Modern data pipelines are complex, and maintaining data quality manually can be challenging. definity uses AI and ML techniques to learn pipeline behavior and automatically generate data quality tests. This ensures that data remains accurate, complete, and consistent over time.

2. Real-Time Proactive Observability

Unlike traditional tools that analyze data after execution, definity runs within the pipeline with minimal footprint. This allows for real-time monitoring and proactive incident handling.

Key Real-Time Data Quality Features:

Analysis TypeProactive InterventionImpact
Detect stale / faulty input dataPrevent pipeline executionSaves resources & prevents downstream impact
Detect faulty output dataDivert output to a quarantine locationPrevents downstream contamination, allows debugging

definity's Data Quality Metrics

definity tracks a comprehensive set of data quality metrics across multiple dimensions. These metrics ensure the integrity of data by detecting anomalies, inconsistencies, and inefficiencies.

3. Metric Types

definity categorizes its data quality metrics into five analytical pillars:

Metric TypeDescription
TimeMeasures freshness of data. E.g., Freshness.
StructureTracks schema evolution and changes in data structure. E.g., Column Count, Schema Changes.
ContentEnsures valid data distributions and uniqueness. E.g., Null Percent, Value Histogram.
VolumeTracks data growth and size variations. E.g., Row Count, File Size.
BehaviorMonitors changes in data and code modifications.

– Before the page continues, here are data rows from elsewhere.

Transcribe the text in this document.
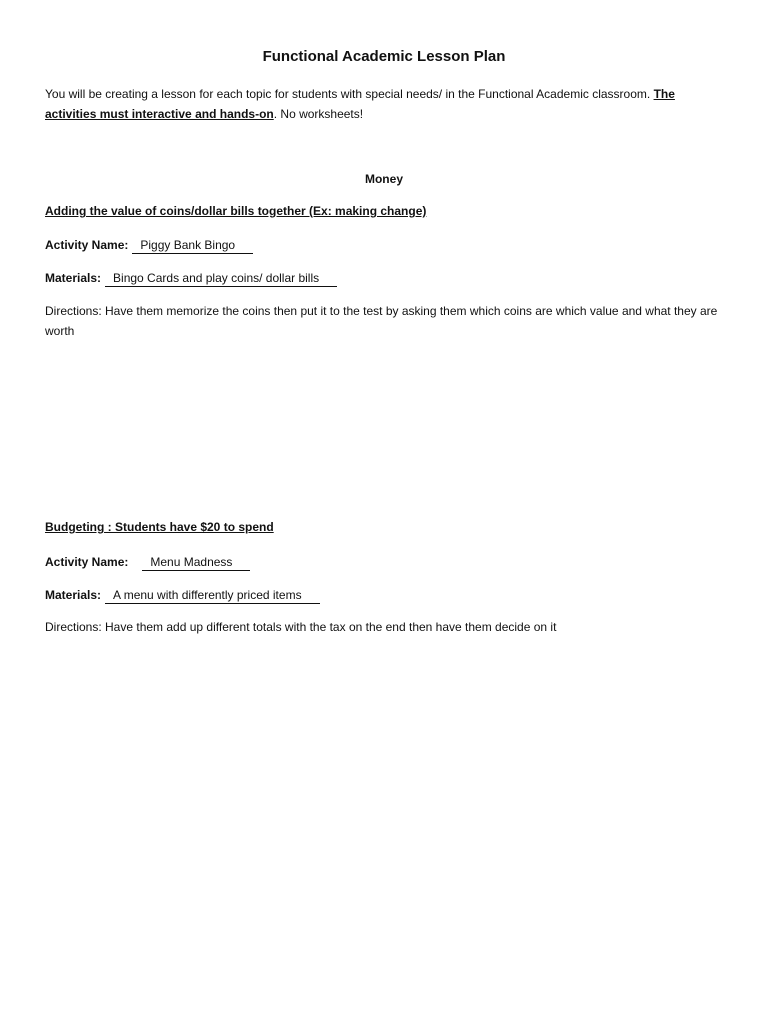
Functional Academic Lesson Plan
You will be creating a lesson for each topic for students with special needs/ in the Functional Academic classroom. The activities must interactive and hands-on. No worksheets!
Money
Adding the value of coins/dollar bills together (Ex: making change)
Activity Name: Piggy Bank Bingo
Materials: Bingo Cards and play coins/ dollar bills
Directions: Have them memorize the coins then put it to the test by asking them which coins are which value and what they are worth
Budgeting : Students have $20 to spend
Activity Name: Menu Madness
Materials: A menu with differently priced items
Directions: Have them add up different totals with the tax on the end then have them decide on it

4. Column-Level Data Quality Metrics

definity provides detailed column-level metrics to assess individual data points.

Metric NameDescription
Null PercentPercentage of null values in a column.
Distinct CountNumber of unique values in a column.
Unique PercentPercentage of unique values out of non-null entries.
Value HistogramDistribution of values for low-cardinality fields.
Min/Max/Avg/Std DevSummary statistics for numeric columns.
Data FreshnessMeasures the time difference between read time and latest timestamp.

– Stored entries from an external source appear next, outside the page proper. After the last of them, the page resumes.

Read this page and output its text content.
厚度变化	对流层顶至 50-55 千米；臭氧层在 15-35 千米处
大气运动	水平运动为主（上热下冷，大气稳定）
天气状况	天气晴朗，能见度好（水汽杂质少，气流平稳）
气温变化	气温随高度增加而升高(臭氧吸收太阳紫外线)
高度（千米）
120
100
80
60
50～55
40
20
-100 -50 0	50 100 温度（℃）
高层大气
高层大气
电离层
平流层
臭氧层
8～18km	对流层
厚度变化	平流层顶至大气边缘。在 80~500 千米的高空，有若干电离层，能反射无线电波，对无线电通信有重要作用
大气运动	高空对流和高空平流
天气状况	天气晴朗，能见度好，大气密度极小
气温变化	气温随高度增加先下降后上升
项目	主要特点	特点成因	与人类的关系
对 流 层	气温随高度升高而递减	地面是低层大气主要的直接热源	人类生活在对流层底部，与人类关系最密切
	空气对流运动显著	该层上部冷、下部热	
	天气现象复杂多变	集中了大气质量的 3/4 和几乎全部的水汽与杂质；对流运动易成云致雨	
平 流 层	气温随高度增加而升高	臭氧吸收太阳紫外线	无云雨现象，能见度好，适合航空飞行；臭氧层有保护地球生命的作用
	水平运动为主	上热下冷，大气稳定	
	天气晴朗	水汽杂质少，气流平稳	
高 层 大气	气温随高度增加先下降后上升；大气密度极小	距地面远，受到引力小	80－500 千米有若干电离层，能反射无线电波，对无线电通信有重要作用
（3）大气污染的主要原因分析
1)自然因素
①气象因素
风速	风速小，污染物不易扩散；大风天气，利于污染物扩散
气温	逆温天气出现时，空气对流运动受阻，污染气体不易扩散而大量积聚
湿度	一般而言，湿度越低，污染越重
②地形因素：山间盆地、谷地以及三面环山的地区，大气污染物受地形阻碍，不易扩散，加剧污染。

5. Table-Level Data Quality Metrics

definity ensures data quality at the table level by tracking key metadata properties with minimal computational overhead.

Volume Metrics:

Metric NameDescription
Row CountTotal number of records in a table.
Output BytesTotal size of data written.
Files SizeTotal size of data read.
Partition CountNumber of partitions accessed.

Schema & Freshness Metrics:

Metric NameDescription
Column CountNumber of columns in a table.
Schema ChangesTracks changes in table structure.
Table FreshnessTime elapsed since last update.

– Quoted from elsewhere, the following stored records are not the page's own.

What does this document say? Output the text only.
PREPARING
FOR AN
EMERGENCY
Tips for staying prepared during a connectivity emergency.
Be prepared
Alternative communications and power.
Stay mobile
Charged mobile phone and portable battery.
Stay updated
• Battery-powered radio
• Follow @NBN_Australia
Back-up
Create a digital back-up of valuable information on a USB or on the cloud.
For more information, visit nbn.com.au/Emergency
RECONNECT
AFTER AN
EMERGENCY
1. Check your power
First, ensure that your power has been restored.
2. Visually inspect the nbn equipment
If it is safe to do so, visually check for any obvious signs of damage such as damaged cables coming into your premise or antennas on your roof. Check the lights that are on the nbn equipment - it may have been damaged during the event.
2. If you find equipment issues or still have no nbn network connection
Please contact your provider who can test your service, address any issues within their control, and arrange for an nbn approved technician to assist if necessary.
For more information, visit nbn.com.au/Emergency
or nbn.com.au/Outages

6. Automated Data Quality Tests

definity's Test Engine automatically generates data quality tests based on historical execution patterns. A test defines a valid range for a specific metric, triggering an alert when the metric deviates beyond its expected range.

How Automated Tests Work:

  1. Baseline Establishment: definity requires 4-5 successful pipeline executions to establish an expected range for each metric.
  2. Test Generation: Once a baseline is formed, definity generates tests to validate future executions.
  3. Anomaly Detection: If a metric falls outside the expected range, an alert is triggered.

Test Actions & Handling

Test ActionDescription
AlertRaise an internal alert (Email/Slack support coming soon).
PassIgnore test failure temporarily.
BreakStop pipeline execution (future feature).

Conclusion

definity's comprehensive data quality observability enables organizations to maintain high data integrity and optimize costs. By leveraging AI-driven automated tests, real-time monitoring, and deep metric insights, definity ensures that data pipelines operate smoothly and efficiently.